Peanuts ran from 1950 to 2000, a majestic unbroken run of just over 50 years. Read a year’s worth every week and that’s the year sorted. And if I just happen to write about it every Sunday, well, what’s the worst that could happen?

Where these ideas come from is a mystery to me. Perhaps on this occasion it’s the need, as we enter the third year of the pandemic, to immerse myself in the comforting childhood rhythms of those simple-but-not-simple four-panel morsels. They entered my life early and stayed, acquisition of those comforting Coronet paperbacks giving my life that deep slow rhythm already mentioned.
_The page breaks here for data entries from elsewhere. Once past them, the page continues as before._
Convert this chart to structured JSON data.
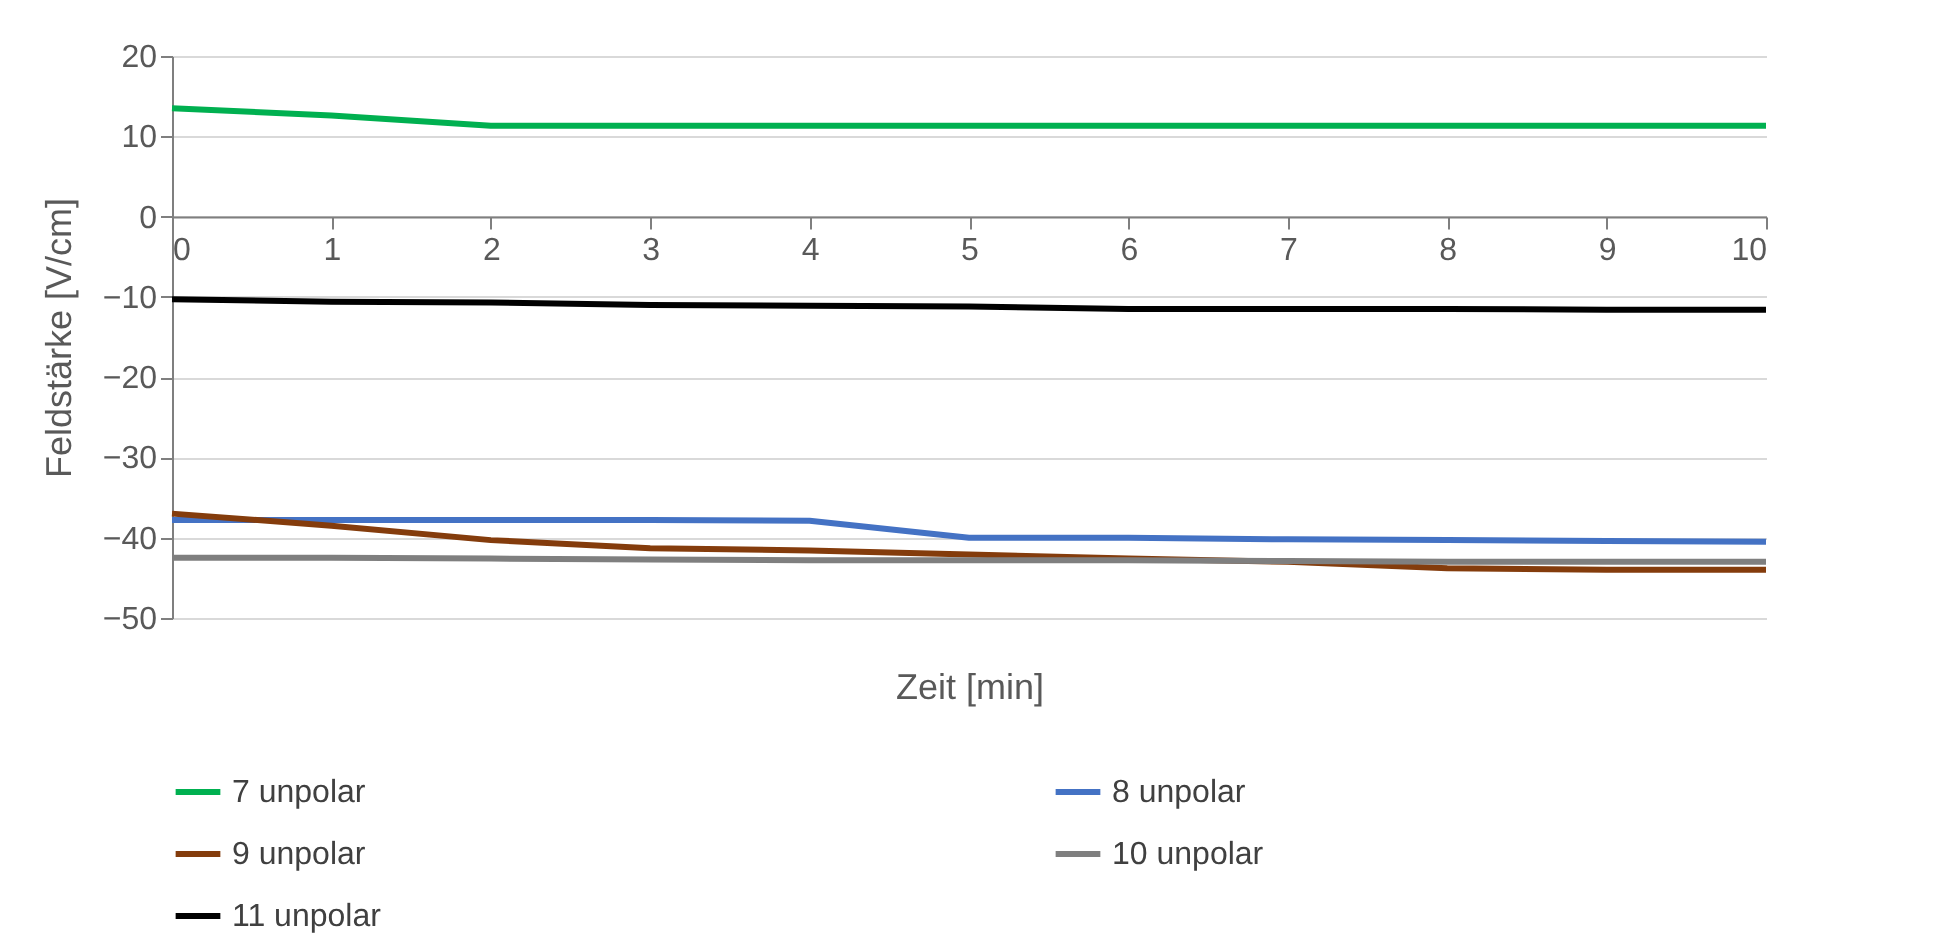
{
  "chart_data": {
    "type": "line",
    "xlabel": "Zeit [min]",
    "ylabel": "Feldstärke [V/cm]",
    "x": [
      0,
      1,
      2,
      3,
      4,
      5,
      6,
      7,
      8,
      9,
      10
    ],
    "xlim": [
      0,
      10
    ],
    "xticks": [
      0,
      1,
      2,
      3,
      4,
      5,
      6,
      7,
      8,
      9,
      10
    ],
    "ylim": [
      -50,
      20
    ],
    "yticks": [
      -50,
      -40,
      -30,
      -20,
      -10,
      0,
      10,
      20
    ],
    "grid": "y",
    "legend": "bottom",
    "marker": "none",
    "line_style": "solid",
    "series": [
      {
        "name": "7 unpolar",
        "color": "#00b050",
        "values": [
          13.5,
          12.6,
          11.3,
          11.3,
          11.3,
          11.3,
          11.3,
          11.3,
          11.3,
          11.3,
          11.3
        ]
      },
      {
        "name": "8 unpolar",
        "color": "#4472c4",
        "values": [
          -37.8,
          -37.8,
          -37.8,
          -37.8,
          -37.9,
          -40,
          -40,
          -40.2,
          -40.3,
          -40.4,
          -40.5
        ]
      },
      {
        "name": "9 unpolar",
        "color": "#843c0c",
        "values": [
          -37,
          -38.5,
          -40.3,
          -41.3,
          -41.6,
          -42.1,
          -42.6,
          -43,
          -43.8,
          -44,
          -44
        ]
      },
      {
        "name": "10 unpolar",
        "color": "#7f7f7f",
        "values": [
          -42.5,
          -42.5,
          -42.6,
          -42.7,
          -42.8,
          -42.8,
          -42.8,
          -42.9,
          -43,
          -43,
          -43
        ]
      },
      {
        "name": "11 unpolar",
        "color": "#000000",
        "values": [
          -10.3,
          -10.6,
          -10.7,
          -11,
          -11.1,
          -11.2,
          -11.5,
          -11.5,
          -11.5,
          -11.6,
          -11.6
        ]
      }
    ]
  }
}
Simple but not simplistic, they gave me untold pleasure – the deep nourishing kind.
When the 50th title (‘It’s Your Turn, Snoopy’) came out in 1978, shiny gold cover adorned with Snoopy in ultimate Joe Cool pose,I rushed to W H Smith’s with my 50p (50p!), devoured it on the bus home, then devoured it again before giving it pride of place at the end of the shelf (they were lined up in order of publication – of course they were).

A couple of years later, a teacher, knowing of my continued passion for the books, and no doubt thinking them unsuitable for a 15-year-old who should have been getting to grips with Shakespeare and Dickens and Austen, gently advised me that perhaps it was time to ‘put aside childish things’. He was right about Shakespeare and Dickens and Austen, of course, but about Peanuts he was just plain wrong, deceived by the apparent simplicity of the line drawings into thinking that the content was somehow unworthy of adult consideration.
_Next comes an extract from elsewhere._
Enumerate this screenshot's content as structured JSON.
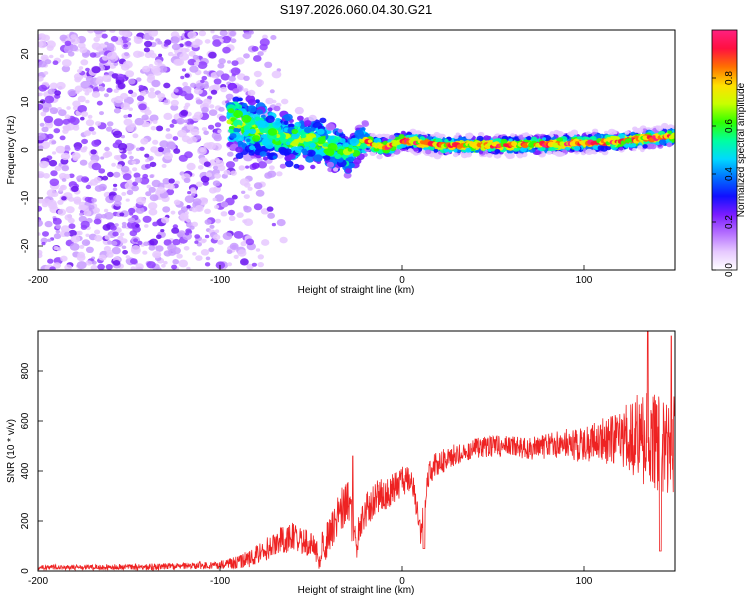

How foolish. How misguided. Peanuts might have been read by children, but ‘childish’? Never. I responded by skipping all the dreary classics in favour of P G Wodehouse. He had no answer to that.

At the time, I couldn’t have told you why I loved Peanuts so. Perhaps I unconsciously identified with Snoopy’s imaginative fantasy life (‘here’s the world famous ice hockey player…’), Lucy’s bossiness, Linus’s earnestness. Or perhaps, like so many people, it was Charlie Brown, that weird round-headed kid, who spoke to me. (Incidentally, that head is just one example of Schulz’s amazing artistry – just try and draw a perfect circle freehand). Charlie Brown was the official representative of every child who has ever tried, failed, yearned, worried, despaired, felt lonely or unloved or beaten down by the relentless unfairness of life to the extent that the only possible reaction is ‘AAAAUUUGGGHHH!’

In short, every child who ever breathed.

I know a bit more about it now, but the exact nature of the magic of Peanuts still eludes me. So perhaps spending a year in its company will shed some light. Even if it doesn’t, it will have been a worthwhile project.

And, as I think I’ve mentioned, I love a project.